20 Sep 19, Peter Devenny (Australia - sub-tropical climate)
hi anon, I live in a unit and grow all my vegies in Pots on the balcony with great success, however as you stated pots can dry out quickly and nutrients do leech out , i use seaweed mix once a fortnight and dynamic lifter (pelletised) once a month, i also diligently keep an eye on the moisture lvls, i have found using a good mulch about 3 cm deep on top helps with the moisture retention, Happy Gardening. Peter
25 Sep 19, Anon (Australia - sub-tropical climate)
I fertilise before I plant with straights (chemical fert) and water 3 times a week. My fert costs $1-1.5/kg compared to up to $15-20/kg for some of the small fancy stuff. I do take it that people in units have a very limited growing area. And as I said doing pots requires a lot more attention. I also use mulch around most of my plant. I do 12 pallet size raised garden beds half a year for a school. A 12m x 2m home garden 9 mths of the year. I am presently setting up (and will be the operator) 12 garden beds, each 4.8m x 2.5m for a disable group. I'm just finishing off a 6 bay composting system. They are each a pallet high, wide and deep. Cheers
17 Sep 19, Peter Devenny (Australia - sub-tropical climate)
yes you can , however I personally would go with Searles brand, available in 30 or 60 ltr bags, depending on potting mix you might like to add some sharp sand for extra drainage and of course the cheaper potting mixes will require extra fertilizers before planting
21 Sep 19, Peter Devenny (Australia - sub-tropical climate)
I also add a 20ltr mushroom compost and a 1 in 3 mix of sharp sand to help with the drainage to the 60ltr searles premium potting mix, i also use self watering pots for the more susepitable vegies to drying out. happy gardening :)
15 Sep 19, Kathleen Foxwell (Australia - tropical climate)

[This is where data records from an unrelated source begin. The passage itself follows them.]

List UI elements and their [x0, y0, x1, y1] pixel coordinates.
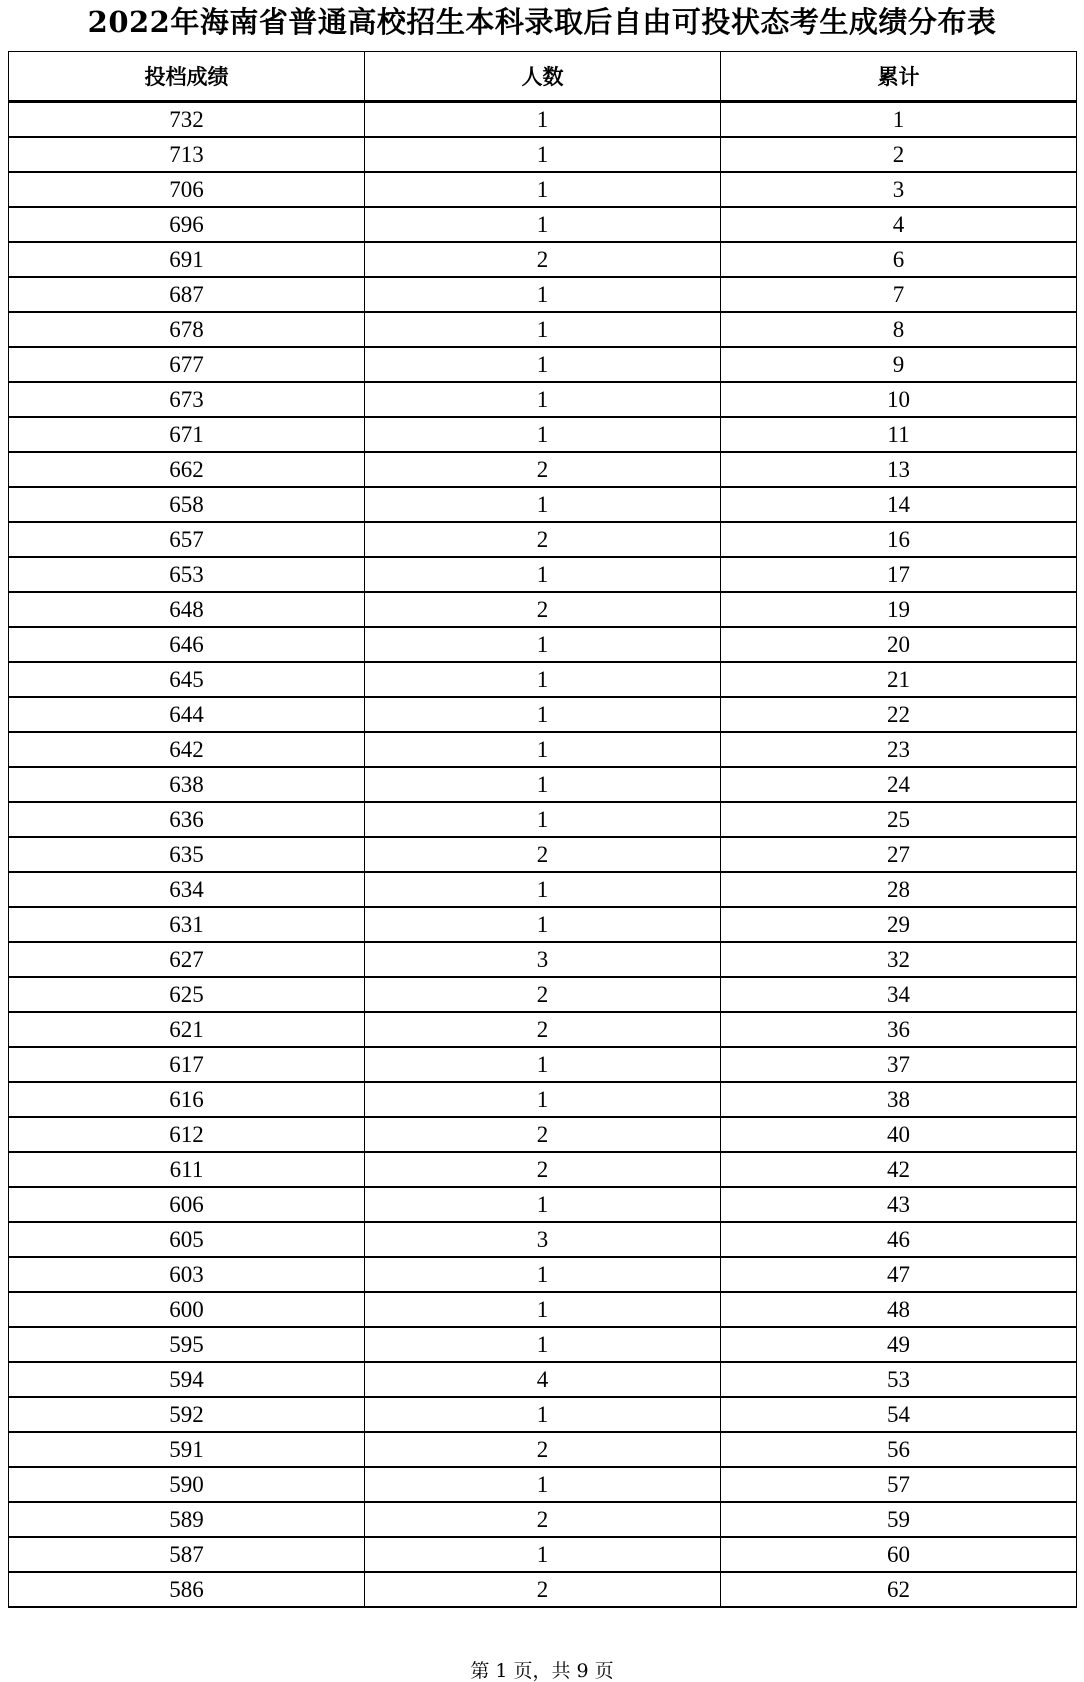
cell-cumulative: 16 [721, 522, 1077, 557]
cell-score: 644 [9, 697, 365, 732]
cell-count: 1 [365, 802, 721, 837]
table-row [9, 452, 1077, 487]
cell-count: 2 [365, 592, 721, 627]
cell-count: 2 [365, 522, 721, 557]
cell-count: 1 [365, 662, 721, 697]
table-row [9, 1537, 1077, 1572]
table-row [9, 207, 1077, 242]
cell-score: 657 [9, 522, 365, 557]
table-row [9, 312, 1077, 347]
cell-score: 635 [9, 837, 365, 872]
cell-score: 658 [9, 487, 365, 522]
table-row [9, 732, 1077, 767]
cell-cumulative: 6 [721, 242, 1077, 277]
table-row [9, 277, 1077, 312]
cell-score: 621 [9, 1012, 365, 1047]
cell-cumulative: 43 [721, 1187, 1077, 1222]
cell-score: 616 [9, 1082, 365, 1117]
cell-count: 1 [365, 207, 721, 242]
cell-cumulative: 47 [721, 1257, 1077, 1292]
cell-cumulative: 1 [721, 102, 1077, 138]
cell-score: 627 [9, 942, 365, 977]
cell-score: 636 [9, 802, 365, 837]
table-row [9, 1152, 1077, 1187]
cell-score: 671 [9, 417, 365, 452]
cell-score: 696 [9, 207, 365, 242]
cell-count: 1 [365, 907, 721, 942]
cell-score: 605 [9, 1222, 365, 1257]
cell-score: 631 [9, 907, 365, 942]
table-row [9, 662, 1077, 697]
cell-score: 586 [9, 1572, 365, 1607]
cell-score: 591 [9, 1432, 365, 1467]
cell-score: 611 [9, 1152, 365, 1187]
cell-count: 1 [365, 487, 721, 522]
cell-cumulative: 13 [721, 452, 1077, 487]
cell-count: 4 [365, 1362, 721, 1397]
cell-cumulative: 54 [721, 1397, 1077, 1432]
table-row [9, 1117, 1077, 1152]
cell-score: 677 [9, 347, 365, 382]
cell-cumulative: 9 [721, 347, 1077, 382]
table-row [9, 557, 1077, 592]
table-row [9, 837, 1077, 872]
table-row [9, 1012, 1077, 1047]
cell-cumulative: 49 [721, 1327, 1077, 1362]
column-header-score: 投档成绩 [9, 52, 365, 102]
cell-cumulative: 48 [721, 1292, 1077, 1327]
table-row [9, 487, 1077, 522]
table-row [9, 872, 1077, 907]
cell-score: 713 [9, 137, 365, 172]
cell-count: 2 [365, 242, 721, 277]
cell-score: 678 [9, 312, 365, 347]
cell-count: 3 [365, 942, 721, 977]
cell-count: 1 [365, 1537, 721, 1572]
cell-cumulative: 56 [721, 1432, 1077, 1467]
cell-score: 595 [9, 1327, 365, 1362]
cell-score: 648 [9, 592, 365, 627]
page-title: 2022年海南省普通高校招生本科录取后自由可投状态考生成绩分布表 [87, 5, 997, 39]
cell-score: 642 [9, 732, 365, 767]
cell-cumulative: 27 [721, 837, 1077, 872]
score-distribution-table-container [8, 51, 1076, 1608]
cell-score: 606 [9, 1187, 365, 1222]
cell-cumulative: 32 [721, 942, 1077, 977]
cell-count: 1 [365, 1047, 721, 1082]
table-row [9, 942, 1077, 977]
table-header-row [9, 52, 1077, 102]
cell-score: 732 [9, 102, 365, 138]
cell-cumulative: 2 [721, 137, 1077, 172]
cell-cumulative: 21 [721, 662, 1077, 697]
table-row [9, 522, 1077, 557]
table-row [9, 1187, 1077, 1222]
cell-count: 1 [365, 417, 721, 452]
cell-count: 2 [365, 1012, 721, 1047]
cell-score: 617 [9, 1047, 365, 1082]
column-header-count: 人数 [365, 52, 721, 102]
cell-score: 645 [9, 662, 365, 697]
cell-cumulative: 40 [721, 1117, 1077, 1152]
cell-cumulative: 3 [721, 172, 1077, 207]
column-header-cumulative: 累计 [721, 52, 1077, 102]
cell-score: 625 [9, 977, 365, 1012]
table-row [9, 1292, 1077, 1327]
table-row [9, 137, 1077, 172]
cell-cumulative: 24 [721, 767, 1077, 802]
cell-count: 2 [365, 1117, 721, 1152]
cell-cumulative: 59 [721, 1502, 1077, 1537]
cell-cumulative: 17 [721, 557, 1077, 592]
cell-score: 653 [9, 557, 365, 592]
cell-cumulative: 36 [721, 1012, 1077, 1047]
cell-cumulative: 7 [721, 277, 1077, 312]
score-distribution-table [8, 51, 1077, 1608]
cell-count: 1 [365, 1187, 721, 1222]
cell-score: 589 [9, 1502, 365, 1537]
cell-count: 1 [365, 1257, 721, 1292]
cell-score: 594 [9, 1362, 365, 1397]
table-row [9, 242, 1077, 277]
cell-cumulative: 53 [721, 1362, 1077, 1397]
cell-count: 2 [365, 837, 721, 872]
cell-cumulative: 29 [721, 907, 1077, 942]
table-row [9, 382, 1077, 417]
cell-score: 634 [9, 872, 365, 907]
cell-count: 1 [365, 1397, 721, 1432]
cell-cumulative: 11 [721, 417, 1077, 452]
cell-score: 587 [9, 1537, 365, 1572]
cell-count: 1 [365, 697, 721, 732]
cell-cumulative: 25 [721, 802, 1077, 837]
table-row [9, 802, 1077, 837]
cell-cumulative: 57 [721, 1467, 1077, 1502]
table-row [9, 907, 1077, 942]
cell-score: 687 [9, 277, 365, 312]
cell-count: 1 [365, 277, 721, 312]
cell-score: 590 [9, 1467, 365, 1502]
cell-score: 600 [9, 1292, 365, 1327]
table-row [9, 417, 1077, 452]
table-row [9, 1257, 1077, 1292]
cell-count: 1 [365, 1327, 721, 1362]
cell-cumulative: 28 [721, 872, 1077, 907]
cell-count: 1 [365, 557, 721, 592]
cell-count: 1 [365, 1467, 721, 1502]
cell-score: 612 [9, 1117, 365, 1152]
cell-score: 691 [9, 242, 365, 277]
table-body [9, 102, 1077, 1608]
cell-count: 2 [365, 1502, 721, 1537]
table-row [9, 1467, 1077, 1502]
page-number: 第 1 页，共 9 页 [470, 1660, 614, 1682]
cell-count: 1 [365, 102, 721, 138]
cell-cumulative: 4 [721, 207, 1077, 242]
table-row [9, 1432, 1077, 1467]
cell-count: 1 [365, 137, 721, 172]
cell-count: 1 [365, 172, 721, 207]
table-row [9, 697, 1077, 732]
table-header [9, 52, 1077, 102]
cell-score: 662 [9, 452, 365, 487]
cell-count: 1 [365, 382, 721, 417]
cell-cumulative: 38 [721, 1082, 1077, 1117]
cell-count: 1 [365, 1292, 721, 1327]
cell-cumulative: 19 [721, 592, 1077, 627]
cell-count: 1 [365, 347, 721, 382]
table-row [9, 592, 1077, 627]
table-row [9, 977, 1077, 1012]
cell-count: 2 [365, 1572, 721, 1607]
cell-count: 2 [365, 452, 721, 487]
cell-cumulative: 60 [721, 1537, 1077, 1572]
table-row [9, 347, 1077, 382]
cell-count: 3 [365, 1222, 721, 1257]
cell-score: 592 [9, 1397, 365, 1432]
cell-count: 1 [365, 732, 721, 767]
cell-cumulative: 20 [721, 627, 1077, 662]
cell-cumulative: 22 [721, 697, 1077, 732]
cell-count: 1 [365, 627, 721, 662]
cell-cumulative: 46 [721, 1222, 1077, 1257]
table-row [9, 1047, 1077, 1082]
cell-cumulative: 14 [721, 487, 1077, 522]
cell-score: 638 [9, 767, 365, 802]
table-row [9, 1222, 1077, 1257]
table-row [9, 1082, 1077, 1117]
cell-cumulative: 62 [721, 1572, 1077, 1607]
cell-count: 1 [365, 1082, 721, 1117]
cell-cumulative: 8 [721, 312, 1077, 347]
cell-count: 1 [365, 312, 721, 347]
cell-count: 2 [365, 1432, 721, 1467]
table-row [9, 172, 1077, 207]
cell-score: 603 [9, 1257, 365, 1292]
table-row [9, 1502, 1077, 1537]
cell-cumulative: 10 [721, 382, 1077, 417]
table-row [9, 767, 1077, 802]
cell-cumulative: 42 [721, 1152, 1077, 1187]
cell-score: 646 [9, 627, 365, 662]
table-row [9, 102, 1077, 138]
cell-score: 706 [9, 172, 365, 207]
table-row [9, 1327, 1077, 1362]
table-row [9, 1397, 1077, 1432]
table-row [9, 627, 1077, 662]
cell-count: 2 [365, 977, 721, 1012]
cell-count: 2 [365, 1152, 721, 1187]
cell-cumulative: 23 [721, 732, 1077, 767]
cell-count: 1 [365, 767, 721, 802]
table-row [9, 1572, 1077, 1607]
cell-count: 1 [365, 872, 721, 907]
cell-cumulative: 37 [721, 1047, 1077, 1082]
table-row [9, 1362, 1077, 1397]
cell-score: 673 [9, 382, 365, 417]
cell-cumulative: 34 [721, 977, 1077, 1012]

I have planted shallot seeds. When they are due to be harvested they are only as thick as a piece of 8 ply wool. How do I make them grow bigger?
16 Sep 19, Anon (Australia - sub-tropical climate)

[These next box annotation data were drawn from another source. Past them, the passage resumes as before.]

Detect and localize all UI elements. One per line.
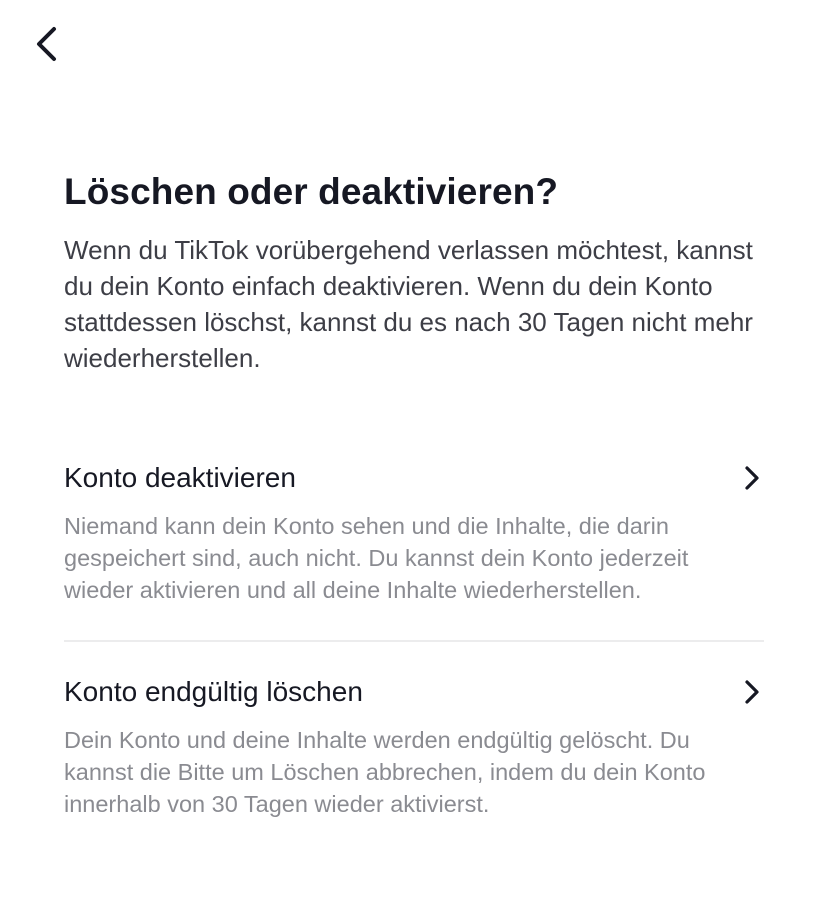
back-button[interactable]	[24, 22, 68, 66]
option-header	[64, 458, 764, 498]
intro-text: Wenn du TikTok vorübergehend verlassen möchtest, kannst du dein Konto einfach deaktivieren. Wenn du dein Konto stattdessen löschst, kannst du es nach 30 Tagen nicht mehr wiederherstellen.	[64, 235, 753, 373]
chevron-right-icon	[740, 458, 764, 498]
divider	[64, 640, 764, 642]
chevron-left-icon	[32, 24, 60, 64]
chevron-right-icon	[740, 672, 764, 712]
page-title: Löschen oder deaktivieren?	[64, 171, 559, 212]
deactivate-account-title: Konto deaktivieren	[64, 462, 296, 493]
delete-account-option[interactable]	[64, 672, 764, 820]
option-header	[64, 672, 764, 712]
delete-account-title: Konto endgültig löschen	[64, 676, 363, 707]
main-content	[64, 168, 764, 820]
delete-account-description: Dein Konto und deine Inhalte werden endgültig gelöscht. Du kannst die Bitte um Löschen abbrechen, indem du dein Konto innerhalb von 30 Tagen wieder aktivierst.	[64, 727, 706, 817]
deactivate-account-description: Niemand kann dein Konto sehen und die Inhalte, die darin gespeichert sind, auch nicht. Du kannst dein Konto jederzeit wieder aktivieren und all deine Inhalte wiederherstellen.	[64, 513, 689, 603]
deactivate-account-option[interactable]	[64, 458, 764, 606]
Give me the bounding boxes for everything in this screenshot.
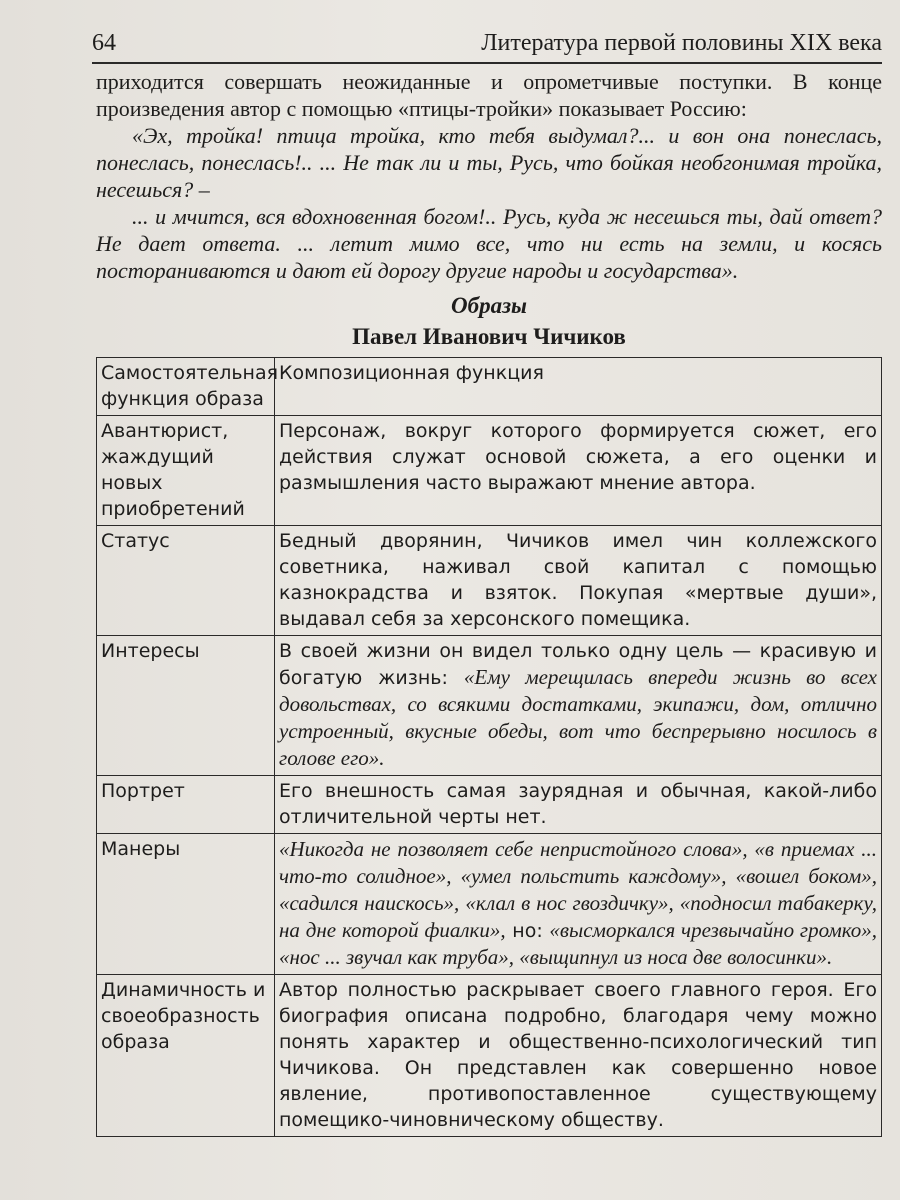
table-row	[97, 975, 882, 1137]
row-label: Интересы	[97, 636, 275, 776]
table-row	[97, 636, 882, 776]
row-label: Авантюрист, жаждущий новых приобретений	[97, 416, 275, 526]
row-description: Персонаж, вокруг которого формируется сюжет, его действия служат основой сюжета, а его оценки и размышления часто выражают мнение автора.	[275, 416, 882, 526]
row-description: Его внешность самая заурядная и обычная, какой-либо отличительной черты нет.	[275, 776, 882, 834]
row-description	[275, 636, 882, 776]
row-description: Автор полностью раскрывает своего главного героя. Его биография описана подробно, благодаря чему можно понять характер и общественно-психологический тип Чичикова. Он представлен как совершенно новое явление, противопоставленное существующему помещико-чиновническому обществу.	[275, 975, 882, 1137]
table-row	[97, 526, 882, 636]
page-content	[96, 68, 882, 1137]
row-description-quote: «Никогда не позволяет себе непристойного слова», «в приемах ... что-то солидное», «умел польстить каждому», «вошел боком», «садился наискось», «клал в нос гвоздичку», «подносил табакерку, на дне которой фиалки»,	[279, 837, 877, 942]
page-number: 64	[92, 30, 116, 56]
intro-text	[96, 68, 882, 284]
row-label: Динамичность и своеобразность образа	[97, 975, 275, 1137]
row-description: Композиционная функция	[275, 358, 882, 416]
row-description-quote: «Ему мерещилась впереди жизнь во всех довольствах, со всякими достатками, экипажи, дом, отлично устроенный, вкусные обеды, вот что беспрерывно носилось в голове его».	[279, 665, 877, 770]
row-description	[275, 834, 882, 975]
row-label: Самостоятельная функция образа	[97, 358, 275, 416]
intro-paragraph: приходится совершать неожиданные и опрометчивые поступки. В конце произведения автор с помощью «птицы-тройки» показывает Россию:	[96, 69, 882, 121]
running-head: Литература первой половины XIX века	[481, 30, 882, 56]
quote-paragraph-2: ... и мчится, вся вдохновенная богом!.. Русь, куда ж несешься ты, дай ответ? Не дает ответа. ... летит мимо все, что ни есть на земли, и косясь постораниваются и дают ей дорогу другие народы и государства».	[96, 204, 882, 283]
row-description-quote: «высморкался чрезвычайно громко», «нос ... звучал как труба», «выщипнул из носа две волосинки».	[279, 918, 877, 969]
quote-paragraph-1: «Эх, тройка! птица тройка, кто тебя выдумал?... и вон она понеслась, понеслась, понеслась!.. ... Не так ли и ты, Русь, что бойкая необгонимая тройка, несешься? –	[96, 123, 882, 202]
row-label: Статус	[97, 526, 275, 636]
table-row	[97, 776, 882, 834]
table-row	[97, 834, 882, 975]
section-title: Образы	[450, 293, 528, 318]
page-header	[92, 30, 882, 64]
row-description-text: но:	[505, 920, 550, 942]
character-title: Павел Иванович Чичиков	[352, 324, 626, 349]
row-label: Портрет	[97, 776, 275, 834]
table-row	[97, 416, 882, 526]
table-row	[97, 358, 882, 416]
row-description-text: В своей жизни он видел только одну цель — красивую и богатую жизнь:	[279, 640, 877, 689]
character-table	[96, 357, 882, 1137]
row-description: Бедный дворянин, Чичиков имел чин коллежского советника, наживал свой капитал с помощью казнокрадства и взяток. Покупая «мертвые души», выдавал себя за херсонского помещика.	[275, 526, 882, 636]
row-label: Манеры	[97, 834, 275, 975]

For over 50 years my mother and I have always grown shallots from bulbs. Kept some bulbs from one year (from spring crop) for planting the next year - autumn into late winter. A lot of different people have different names for shallots. The way to have good thick stalks is to grow in full sun, plenty of fertiliser and water. If the leaves are a nice deep green colour all is right - if light green yellow - they need fertiliser.
14 Sep 19, Greg O'Brien (Australia - sub-tropical climate)

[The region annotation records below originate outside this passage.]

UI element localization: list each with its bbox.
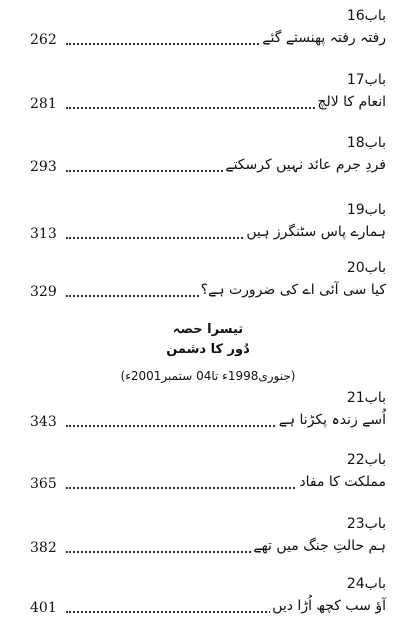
page-number: 313 (30, 226, 57, 242)
page-number: 329 (30, 284, 57, 300)
chapter-number: باب16 (346, 8, 386, 24)
chapter-number: باب21 (346, 390, 386, 406)
chapter-title: اُسے زندہ پکڑنا ہے (278, 412, 386, 428)
page-number: 365 (30, 476, 57, 492)
page-number: 343 (30, 414, 57, 430)
chapter-number: باب18 (346, 135, 386, 151)
chapter-title: انعام کا لالچ (317, 94, 386, 110)
chapter-title: آؤ سب کچھ اُڑا دیں (272, 598, 386, 614)
toc-entry-chapter-21[interactable] (30, 390, 386, 440)
part-label: تیسرا حصہ (172, 322, 244, 337)
toc-entry-chapter-17[interactable] (30, 72, 386, 122)
chapter-title: رفتہ رفتہ پھنستے گئے (262, 30, 386, 46)
page-number: 401 (30, 600, 57, 616)
chapter-title: مملکت کا مفاد (299, 474, 386, 490)
page-number: 281 (30, 96, 57, 112)
chapter-number: باب19 (346, 202, 386, 218)
chapter-number: باب23 (346, 516, 386, 532)
page-number: 262 (30, 32, 57, 48)
toc-entry-chapter-16[interactable] (30, 8, 386, 58)
chapter-number: باب17 (346, 72, 386, 88)
chapter-title: کیا سی آئی اے کی ضرورت ہے؟ (200, 282, 386, 298)
chapter-number: باب22 (346, 452, 386, 468)
chapter-title: فردِ جرم عائد نہیں کرسکتے (225, 157, 386, 173)
page-number: 293 (30, 159, 57, 175)
chapter-title: ہم حالتِ جنگ میں تھے (253, 538, 386, 554)
page-number: 382 (30, 540, 57, 556)
chapter-title: ہمارے پاس سٹنگرز ہیں (246, 224, 386, 240)
toc-entry-chapter-24[interactable] (30, 576, 386, 626)
chapter-number: باب24 (346, 576, 386, 592)
toc-entry-chapter-18[interactable] (30, 135, 386, 185)
toc-entry-chapter-20[interactable] (30, 260, 386, 310)
toc-entry-chapter-19[interactable] (30, 202, 386, 252)
toc-entry-chapter-22[interactable] (30, 452, 386, 502)
part-date-range: (جنوری1998ء تا04 ستمبر2001ء) (120, 369, 296, 383)
chapter-number: باب20 (346, 260, 386, 276)
toc-entry-chapter-23[interactable] (30, 516, 386, 566)
part-title: دُور کا دشمن (166, 342, 250, 357)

Hi Anyone! We’re keen to try growing golden shallots and need to find a contact where we can buy a reasonably large amount of seed cloves. Anybody able to help?
16 Sep 19, Anon (Australia - sub-tropical climate)
Do you mean the little gold/brown shallot/onion. I grow what I call shallots - the cluster of bulbs - purple/brown colour when fully grown. You let the shallot fully grow and seed and then harvest the cluster of bulbs. I usually save some from one year for the next year. I had a lot this year and have a few left now. Usually by now they have dried out to nothing or when some humidity about they start shooting. I doubt I have enough for you but what I have left could be planted - have to be real soon though. I live Coral Cove - via Bundy.